As she explains in the book, the pepparkakor recipe – highlighted on a chapter on Christmas cookies from around the world – was handed down from her grandmother to her mother when she was newly married and moved away from home. The recipe has been part of family tradition for 75 years.
“The cookies carry a hint of spice from the ginger and black pepper, but mostly they taste caramel-sweet, and I can’t imagine a Christmas without them,” she writes about these thinly rolled cookies, traditionally cut in shapes such as wreaths, goats and pigs.

Der Nederlanden knows her own way around the kitchen, as she transitioned her culinary training into recipe development and food styling, an interest she first explored during her school externship. Not surprisingly, every cookie in the book was baked by der Nederlanden, whose niche is preparing foods for their moment in front of the photographer’s lens. She has cooked and styled every dish imaginable – ensuring that a recipe will turn out exactly right in a home kitchen – for hundreds of cookbooks and product packages.

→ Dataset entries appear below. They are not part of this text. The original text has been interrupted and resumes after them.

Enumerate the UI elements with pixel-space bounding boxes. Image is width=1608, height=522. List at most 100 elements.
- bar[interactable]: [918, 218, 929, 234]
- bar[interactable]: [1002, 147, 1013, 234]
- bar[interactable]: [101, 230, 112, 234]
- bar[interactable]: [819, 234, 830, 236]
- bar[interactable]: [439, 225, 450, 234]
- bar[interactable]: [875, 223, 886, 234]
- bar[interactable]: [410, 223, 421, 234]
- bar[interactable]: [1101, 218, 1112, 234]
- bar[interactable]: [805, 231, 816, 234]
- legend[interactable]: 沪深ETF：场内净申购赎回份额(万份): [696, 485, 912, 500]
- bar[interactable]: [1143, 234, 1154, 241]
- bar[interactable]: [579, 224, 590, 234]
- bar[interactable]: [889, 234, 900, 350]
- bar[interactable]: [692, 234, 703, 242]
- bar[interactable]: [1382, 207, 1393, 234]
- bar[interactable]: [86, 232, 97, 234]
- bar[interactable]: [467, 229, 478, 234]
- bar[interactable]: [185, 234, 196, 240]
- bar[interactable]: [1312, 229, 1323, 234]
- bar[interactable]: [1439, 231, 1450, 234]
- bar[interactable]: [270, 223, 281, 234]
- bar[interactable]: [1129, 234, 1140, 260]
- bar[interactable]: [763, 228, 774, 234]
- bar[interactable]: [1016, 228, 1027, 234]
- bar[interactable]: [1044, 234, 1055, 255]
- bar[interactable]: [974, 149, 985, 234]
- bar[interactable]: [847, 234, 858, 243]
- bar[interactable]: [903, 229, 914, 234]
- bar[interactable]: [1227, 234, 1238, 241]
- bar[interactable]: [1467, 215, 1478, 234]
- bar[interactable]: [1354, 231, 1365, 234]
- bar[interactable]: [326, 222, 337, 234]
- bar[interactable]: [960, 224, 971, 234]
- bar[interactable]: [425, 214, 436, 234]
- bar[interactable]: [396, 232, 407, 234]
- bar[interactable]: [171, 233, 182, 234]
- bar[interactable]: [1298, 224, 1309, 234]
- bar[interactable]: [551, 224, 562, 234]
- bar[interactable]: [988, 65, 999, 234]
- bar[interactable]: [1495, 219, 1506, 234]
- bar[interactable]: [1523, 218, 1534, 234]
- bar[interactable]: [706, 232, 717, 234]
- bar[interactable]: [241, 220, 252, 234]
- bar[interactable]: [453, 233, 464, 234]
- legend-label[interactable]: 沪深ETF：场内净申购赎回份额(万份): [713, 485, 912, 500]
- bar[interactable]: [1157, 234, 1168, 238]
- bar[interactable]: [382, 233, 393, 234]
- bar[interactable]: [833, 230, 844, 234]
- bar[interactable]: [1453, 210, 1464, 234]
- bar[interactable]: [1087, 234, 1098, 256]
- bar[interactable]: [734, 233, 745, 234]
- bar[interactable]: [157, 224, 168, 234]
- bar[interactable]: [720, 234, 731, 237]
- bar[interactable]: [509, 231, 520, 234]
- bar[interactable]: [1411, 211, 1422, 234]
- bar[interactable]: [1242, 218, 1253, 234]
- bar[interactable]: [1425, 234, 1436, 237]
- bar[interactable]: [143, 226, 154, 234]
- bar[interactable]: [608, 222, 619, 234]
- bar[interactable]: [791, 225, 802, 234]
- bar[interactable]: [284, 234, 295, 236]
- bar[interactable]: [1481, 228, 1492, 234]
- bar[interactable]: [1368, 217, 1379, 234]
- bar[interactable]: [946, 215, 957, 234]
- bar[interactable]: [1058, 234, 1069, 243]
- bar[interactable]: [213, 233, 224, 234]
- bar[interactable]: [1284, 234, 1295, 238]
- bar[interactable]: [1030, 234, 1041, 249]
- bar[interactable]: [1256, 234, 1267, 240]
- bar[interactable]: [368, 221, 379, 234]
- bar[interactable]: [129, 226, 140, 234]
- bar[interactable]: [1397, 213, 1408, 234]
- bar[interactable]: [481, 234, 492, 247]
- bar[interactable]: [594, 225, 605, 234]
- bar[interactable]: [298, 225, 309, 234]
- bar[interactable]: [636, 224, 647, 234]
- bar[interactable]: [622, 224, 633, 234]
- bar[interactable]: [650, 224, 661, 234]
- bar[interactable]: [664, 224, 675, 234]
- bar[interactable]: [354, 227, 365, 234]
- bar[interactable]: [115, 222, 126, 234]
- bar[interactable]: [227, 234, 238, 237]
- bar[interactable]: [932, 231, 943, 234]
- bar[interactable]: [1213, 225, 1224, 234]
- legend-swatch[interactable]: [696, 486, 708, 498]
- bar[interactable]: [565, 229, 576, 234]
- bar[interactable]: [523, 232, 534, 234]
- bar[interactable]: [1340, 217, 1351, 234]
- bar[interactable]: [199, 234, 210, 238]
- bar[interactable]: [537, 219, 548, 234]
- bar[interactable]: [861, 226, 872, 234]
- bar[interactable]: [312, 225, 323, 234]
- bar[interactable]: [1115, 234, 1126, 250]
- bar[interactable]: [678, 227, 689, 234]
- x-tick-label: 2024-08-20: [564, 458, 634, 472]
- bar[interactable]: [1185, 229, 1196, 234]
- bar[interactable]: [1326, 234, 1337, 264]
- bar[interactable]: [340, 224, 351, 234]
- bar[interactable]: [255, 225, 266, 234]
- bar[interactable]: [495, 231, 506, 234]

But baking remains her first love, even working in a bakery back home for several years. At Christmas, rich smells and tastes work to bring the spirit to life. In her native Sweden, food becomes a common language for celebration.
“There are a lot of get-togethers, so you offer baked goods to everyone who comes by,” she said.
Since the evening darkness would come so early in October and November, driving folks indoors, her family would spend those hours baking and filling the freezer with treats for visitors once the Advent season begins, usually at the start of December. Plus, many spice-laden baked goods benefit from being set aside for a bit to let those flavors truly meld.
“We’d write ‘Merry Christmas’ on them and hang them in the tree,” der Nederlanden said. “Sweets ended up being part of the decorations of the house.”